The ‘breakthrough’ season takes another turn for the worse. Di Resta couldn’t get enough grip in qualifying and was condemned to starting near the back of the midfield. He stayed out for a long first stint, running as high as third before pitting near the end for a fresh set of options. He was right behind Massa when he locked up under braking for turn seven and wedged his Force India into the barriers.

Adrian Sutil | Sahara Force India | 10th | 6/10

Sutil claimed the final point despite declaring that racing his Force India around the streets of Singapore was like “driving on ice.” Sutil raced a three stop strategy as he had no fresh option tyres left after qualifying and was therefore the only driver to start on primes. He caught the back of the battle for seventh place during the final few laps but didn’t push too hard as his tyres were also fading rapidly.

Pastor Maldonado | Williams | 11th | 8/10

The Williams is a dog of a car this year but Maldonado was able to extract the maximum out of the car in the race, finishing just five seconds behind seventh placed Button. The Venezuelan made up two places at the start and managed his tyres well throughout the 61 lap race to come home in eleventh place

Valtteri Bottas | Williams | 13th | 6/10

Bottas meanwhile endured a troublesome race and finished 17 seconds behind his team-mate. The Finn had a clutch problem at the start, which left him stuck behind the Caterham of Giedo van der Garde through the first stint of the race. He then picked up debris in the front wing, which affected his pace and left him down in thirteenth place.

Jean-Eric Vergne | Scuderia Toro Rosso | 14th | 6/10

Red Bull/Getty Images

Red Bull/Getty Images

Vergne dropped back at the start which forced him to switch from a two to a three stop strategy. Even so, he struggled just to keep the car on track and almost ran into the back of Gutierrez down at turn 18. Tyres were completely shot by the end of the race and his woes were compounded by an overheating issue that forced him to back off.
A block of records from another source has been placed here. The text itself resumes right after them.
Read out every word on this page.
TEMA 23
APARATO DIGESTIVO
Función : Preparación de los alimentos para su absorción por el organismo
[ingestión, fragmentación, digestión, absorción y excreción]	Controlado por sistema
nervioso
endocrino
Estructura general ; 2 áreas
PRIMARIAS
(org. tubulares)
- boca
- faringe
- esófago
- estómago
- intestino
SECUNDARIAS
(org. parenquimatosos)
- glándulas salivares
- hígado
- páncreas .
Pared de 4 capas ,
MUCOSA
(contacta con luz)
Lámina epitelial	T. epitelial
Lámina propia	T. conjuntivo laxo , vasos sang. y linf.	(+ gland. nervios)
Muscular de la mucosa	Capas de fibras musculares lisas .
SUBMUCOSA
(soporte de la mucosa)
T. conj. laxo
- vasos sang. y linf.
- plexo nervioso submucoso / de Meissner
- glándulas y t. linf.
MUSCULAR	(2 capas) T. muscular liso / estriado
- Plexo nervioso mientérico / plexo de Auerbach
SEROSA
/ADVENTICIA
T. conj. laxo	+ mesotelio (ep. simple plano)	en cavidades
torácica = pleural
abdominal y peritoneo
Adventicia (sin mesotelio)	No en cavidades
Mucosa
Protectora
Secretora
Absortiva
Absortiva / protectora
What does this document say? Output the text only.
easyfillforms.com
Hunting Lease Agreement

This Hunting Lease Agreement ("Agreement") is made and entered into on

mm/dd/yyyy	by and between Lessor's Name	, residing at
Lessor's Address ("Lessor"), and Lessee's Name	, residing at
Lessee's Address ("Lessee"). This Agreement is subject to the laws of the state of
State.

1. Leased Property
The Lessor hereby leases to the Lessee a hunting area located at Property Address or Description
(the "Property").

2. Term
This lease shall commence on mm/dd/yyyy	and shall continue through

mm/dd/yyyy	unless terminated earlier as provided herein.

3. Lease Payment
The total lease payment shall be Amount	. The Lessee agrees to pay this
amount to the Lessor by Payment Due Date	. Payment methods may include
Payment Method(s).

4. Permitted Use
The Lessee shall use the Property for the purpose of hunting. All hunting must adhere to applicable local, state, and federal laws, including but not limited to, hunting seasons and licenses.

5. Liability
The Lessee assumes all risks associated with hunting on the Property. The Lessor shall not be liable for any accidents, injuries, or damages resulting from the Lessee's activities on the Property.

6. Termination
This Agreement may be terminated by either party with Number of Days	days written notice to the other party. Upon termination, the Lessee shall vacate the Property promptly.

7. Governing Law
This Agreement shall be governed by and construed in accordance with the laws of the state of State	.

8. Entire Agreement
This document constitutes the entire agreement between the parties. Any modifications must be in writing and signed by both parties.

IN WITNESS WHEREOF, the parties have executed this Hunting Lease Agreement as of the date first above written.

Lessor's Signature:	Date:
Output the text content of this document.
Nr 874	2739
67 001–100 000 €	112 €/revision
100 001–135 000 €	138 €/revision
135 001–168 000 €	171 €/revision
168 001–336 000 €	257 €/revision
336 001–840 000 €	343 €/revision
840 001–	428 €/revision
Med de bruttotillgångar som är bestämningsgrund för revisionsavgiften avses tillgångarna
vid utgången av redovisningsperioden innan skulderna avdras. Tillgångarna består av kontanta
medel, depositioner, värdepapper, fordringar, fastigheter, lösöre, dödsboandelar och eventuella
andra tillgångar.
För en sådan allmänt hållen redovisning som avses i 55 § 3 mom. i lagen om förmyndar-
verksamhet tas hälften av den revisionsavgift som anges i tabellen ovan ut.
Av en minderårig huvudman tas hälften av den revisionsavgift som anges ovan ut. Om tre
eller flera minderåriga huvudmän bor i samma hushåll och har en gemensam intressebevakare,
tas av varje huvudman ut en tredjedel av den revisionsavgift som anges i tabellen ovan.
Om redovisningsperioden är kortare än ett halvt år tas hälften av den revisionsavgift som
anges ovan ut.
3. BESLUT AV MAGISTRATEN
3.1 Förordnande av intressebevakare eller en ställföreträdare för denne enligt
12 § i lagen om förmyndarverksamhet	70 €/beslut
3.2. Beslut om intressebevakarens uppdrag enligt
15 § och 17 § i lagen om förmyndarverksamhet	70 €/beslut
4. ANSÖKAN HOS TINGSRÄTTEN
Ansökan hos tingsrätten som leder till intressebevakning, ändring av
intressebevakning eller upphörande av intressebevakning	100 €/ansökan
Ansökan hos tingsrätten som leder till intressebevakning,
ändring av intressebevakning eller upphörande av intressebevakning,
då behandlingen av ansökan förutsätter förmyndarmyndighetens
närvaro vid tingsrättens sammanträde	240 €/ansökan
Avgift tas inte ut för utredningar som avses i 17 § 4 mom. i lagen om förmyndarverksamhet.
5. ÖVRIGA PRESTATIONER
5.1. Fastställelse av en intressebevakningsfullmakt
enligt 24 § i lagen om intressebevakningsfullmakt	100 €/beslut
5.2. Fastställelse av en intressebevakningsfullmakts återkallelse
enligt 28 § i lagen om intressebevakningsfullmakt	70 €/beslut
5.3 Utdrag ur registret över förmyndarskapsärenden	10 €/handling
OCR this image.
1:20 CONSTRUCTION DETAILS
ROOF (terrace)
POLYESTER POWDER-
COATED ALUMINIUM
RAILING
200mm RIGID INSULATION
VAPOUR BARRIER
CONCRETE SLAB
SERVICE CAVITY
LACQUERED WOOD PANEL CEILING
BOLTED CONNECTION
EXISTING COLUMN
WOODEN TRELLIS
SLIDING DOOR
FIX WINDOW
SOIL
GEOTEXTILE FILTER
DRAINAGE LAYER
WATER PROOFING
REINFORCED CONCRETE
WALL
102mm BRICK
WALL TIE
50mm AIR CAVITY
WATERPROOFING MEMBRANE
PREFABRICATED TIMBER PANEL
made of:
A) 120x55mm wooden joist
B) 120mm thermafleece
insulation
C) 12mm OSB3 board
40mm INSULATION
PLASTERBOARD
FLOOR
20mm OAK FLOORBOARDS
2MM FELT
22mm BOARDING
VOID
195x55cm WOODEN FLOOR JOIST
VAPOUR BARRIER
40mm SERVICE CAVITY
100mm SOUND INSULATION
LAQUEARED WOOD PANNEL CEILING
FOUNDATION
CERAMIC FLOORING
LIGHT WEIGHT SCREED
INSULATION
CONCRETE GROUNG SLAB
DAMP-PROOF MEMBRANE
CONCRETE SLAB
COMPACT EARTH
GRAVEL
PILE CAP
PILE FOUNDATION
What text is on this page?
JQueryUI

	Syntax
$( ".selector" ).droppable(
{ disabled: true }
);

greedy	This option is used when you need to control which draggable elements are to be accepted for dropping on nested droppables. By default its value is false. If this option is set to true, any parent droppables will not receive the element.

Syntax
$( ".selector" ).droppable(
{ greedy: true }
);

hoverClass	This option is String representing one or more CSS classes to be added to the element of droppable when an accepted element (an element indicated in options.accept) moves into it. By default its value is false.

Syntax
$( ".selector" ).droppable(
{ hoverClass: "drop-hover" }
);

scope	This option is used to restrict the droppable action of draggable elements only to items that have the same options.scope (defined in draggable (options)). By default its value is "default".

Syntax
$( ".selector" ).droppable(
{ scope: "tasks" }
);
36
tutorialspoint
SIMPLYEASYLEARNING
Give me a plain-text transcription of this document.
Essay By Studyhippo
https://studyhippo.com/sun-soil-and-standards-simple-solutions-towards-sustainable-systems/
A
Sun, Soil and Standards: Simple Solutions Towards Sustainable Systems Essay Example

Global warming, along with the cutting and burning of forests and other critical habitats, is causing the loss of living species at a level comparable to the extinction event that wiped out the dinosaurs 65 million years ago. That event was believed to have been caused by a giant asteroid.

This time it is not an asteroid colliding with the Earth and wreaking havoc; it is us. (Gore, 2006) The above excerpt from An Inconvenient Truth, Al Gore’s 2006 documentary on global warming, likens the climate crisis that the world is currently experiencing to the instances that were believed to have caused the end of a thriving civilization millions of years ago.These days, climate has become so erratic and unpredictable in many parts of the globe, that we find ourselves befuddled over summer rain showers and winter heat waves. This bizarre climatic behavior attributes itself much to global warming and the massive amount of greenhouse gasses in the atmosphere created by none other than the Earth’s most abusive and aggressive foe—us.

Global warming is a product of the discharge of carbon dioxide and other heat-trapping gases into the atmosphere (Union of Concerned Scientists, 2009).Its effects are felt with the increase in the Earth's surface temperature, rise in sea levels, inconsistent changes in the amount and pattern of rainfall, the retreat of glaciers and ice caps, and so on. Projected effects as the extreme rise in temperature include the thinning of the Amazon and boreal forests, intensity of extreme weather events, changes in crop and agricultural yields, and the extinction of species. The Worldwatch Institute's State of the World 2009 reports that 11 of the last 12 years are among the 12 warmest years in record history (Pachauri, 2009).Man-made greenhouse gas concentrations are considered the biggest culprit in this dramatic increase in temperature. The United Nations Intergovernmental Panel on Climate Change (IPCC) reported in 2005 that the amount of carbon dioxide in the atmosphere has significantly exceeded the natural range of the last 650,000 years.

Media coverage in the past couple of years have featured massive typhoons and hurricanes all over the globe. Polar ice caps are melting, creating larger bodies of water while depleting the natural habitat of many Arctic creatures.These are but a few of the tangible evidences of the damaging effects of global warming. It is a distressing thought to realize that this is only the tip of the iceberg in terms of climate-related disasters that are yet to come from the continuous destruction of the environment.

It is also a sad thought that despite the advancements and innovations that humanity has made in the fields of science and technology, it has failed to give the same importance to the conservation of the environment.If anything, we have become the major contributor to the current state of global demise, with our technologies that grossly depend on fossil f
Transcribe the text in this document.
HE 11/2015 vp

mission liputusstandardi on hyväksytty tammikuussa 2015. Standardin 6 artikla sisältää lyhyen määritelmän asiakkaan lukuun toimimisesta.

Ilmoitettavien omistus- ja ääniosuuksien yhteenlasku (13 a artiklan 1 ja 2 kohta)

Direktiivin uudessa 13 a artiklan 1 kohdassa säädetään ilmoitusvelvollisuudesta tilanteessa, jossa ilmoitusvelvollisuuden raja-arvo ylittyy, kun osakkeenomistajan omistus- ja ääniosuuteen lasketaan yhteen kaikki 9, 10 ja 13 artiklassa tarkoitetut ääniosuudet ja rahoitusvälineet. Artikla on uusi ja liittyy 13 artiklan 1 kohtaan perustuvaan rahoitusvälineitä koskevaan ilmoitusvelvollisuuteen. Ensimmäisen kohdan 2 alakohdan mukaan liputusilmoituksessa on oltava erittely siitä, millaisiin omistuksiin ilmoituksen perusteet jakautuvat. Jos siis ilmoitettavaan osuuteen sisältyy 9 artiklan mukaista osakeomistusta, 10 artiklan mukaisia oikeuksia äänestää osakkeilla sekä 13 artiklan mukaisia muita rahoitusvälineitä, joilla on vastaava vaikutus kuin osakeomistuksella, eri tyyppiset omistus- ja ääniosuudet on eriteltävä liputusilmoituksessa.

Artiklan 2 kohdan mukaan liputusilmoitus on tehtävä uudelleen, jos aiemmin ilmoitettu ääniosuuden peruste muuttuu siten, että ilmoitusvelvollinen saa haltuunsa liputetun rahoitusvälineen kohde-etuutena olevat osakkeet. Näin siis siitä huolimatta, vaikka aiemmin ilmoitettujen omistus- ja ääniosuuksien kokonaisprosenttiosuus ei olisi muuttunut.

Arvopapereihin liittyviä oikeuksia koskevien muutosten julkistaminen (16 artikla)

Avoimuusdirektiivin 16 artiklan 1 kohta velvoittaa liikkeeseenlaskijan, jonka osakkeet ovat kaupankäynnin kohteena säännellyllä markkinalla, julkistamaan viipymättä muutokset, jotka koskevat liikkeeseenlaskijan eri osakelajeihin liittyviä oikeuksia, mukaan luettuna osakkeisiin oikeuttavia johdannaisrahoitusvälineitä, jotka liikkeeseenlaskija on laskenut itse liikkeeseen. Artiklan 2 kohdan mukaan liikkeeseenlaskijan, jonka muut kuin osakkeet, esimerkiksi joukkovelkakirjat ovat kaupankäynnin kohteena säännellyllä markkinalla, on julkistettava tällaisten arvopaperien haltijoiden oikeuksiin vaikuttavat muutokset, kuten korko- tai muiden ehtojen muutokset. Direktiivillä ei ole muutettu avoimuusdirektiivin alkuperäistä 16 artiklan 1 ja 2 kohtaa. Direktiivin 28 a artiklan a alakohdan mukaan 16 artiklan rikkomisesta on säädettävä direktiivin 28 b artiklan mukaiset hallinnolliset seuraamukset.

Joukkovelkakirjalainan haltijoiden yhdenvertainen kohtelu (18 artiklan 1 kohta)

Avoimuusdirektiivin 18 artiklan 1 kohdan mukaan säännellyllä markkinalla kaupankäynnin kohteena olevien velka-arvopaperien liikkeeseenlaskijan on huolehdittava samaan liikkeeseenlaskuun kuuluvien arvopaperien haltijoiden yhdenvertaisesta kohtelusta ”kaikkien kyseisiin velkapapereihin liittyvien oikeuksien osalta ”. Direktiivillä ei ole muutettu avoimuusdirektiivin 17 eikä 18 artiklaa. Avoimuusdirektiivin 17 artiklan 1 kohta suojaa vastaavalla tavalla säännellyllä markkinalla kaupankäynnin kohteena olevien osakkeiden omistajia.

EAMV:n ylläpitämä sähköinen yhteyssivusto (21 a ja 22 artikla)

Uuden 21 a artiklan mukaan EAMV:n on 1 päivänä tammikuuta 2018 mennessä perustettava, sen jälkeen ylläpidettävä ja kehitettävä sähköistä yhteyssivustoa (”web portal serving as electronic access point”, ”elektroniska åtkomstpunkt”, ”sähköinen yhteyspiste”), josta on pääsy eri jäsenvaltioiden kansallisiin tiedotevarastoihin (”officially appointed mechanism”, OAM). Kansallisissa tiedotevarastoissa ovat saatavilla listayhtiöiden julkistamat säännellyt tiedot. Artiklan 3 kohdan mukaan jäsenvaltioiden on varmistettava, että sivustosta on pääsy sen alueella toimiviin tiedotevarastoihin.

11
Daniel Ricciardo | Scuderia Toro Rosso | Ret | 4/10

Ricciardo dropped down several places at the start and from there his race was doomed. He was told to push by the engineers and he obliged, only he locked up and ran wide at turn 18. He was never going to make the corner and nudged the barrier, destroying the front right of the car. He claimed responsibility for the incident but it was an embarrassing moment.

Charles Pic | Caterham | 19th | 6/10

Pic had to take evasive action at the start to avoid Bianchi, which left him struck behind the slower Marussia throughout the opening stint. He passed him in the pit stop phase and decided to switch to a two stop strategy. His tyres, however, refused to play ball and he bailed out with six laps remaining, tumbling behind Bianchi once again.

Giedo van der Garde | Caterham | 16th | 8/10

Caterham F1 Team

Caterham F1 Team

The Dutchman bogged down at the start but was able to fight his way past Pic, Bianchi and Bottas, even managing to keep the Williams at bay. He was even hanging onto the back of Sutil’s Force India throughout the first stint of the race. Bottas eventually got through, but it was a commendable performance from Van der Garde.

Jules Bianchi | Marussia | 18th | 7/10

It was a difficult race for Bianchi as what he believed was a gear selection issue necessitated a lengthy steering wheel change in his first stop. This left him out of sequence with the blue flags, although the safety car enabled him to join the back of the pack. He tried to pass Chilton, but the extra effort destroyed his tyres.

Max Chilton | Marussia | 17th | 7/10

Chilton struggled with the balance of the Marussia during the early sections of the race but that improved as the event progressed. He did well to preserve his tyres, finishing ahead of rivals Pic and Bianchi. A good result for the rookie.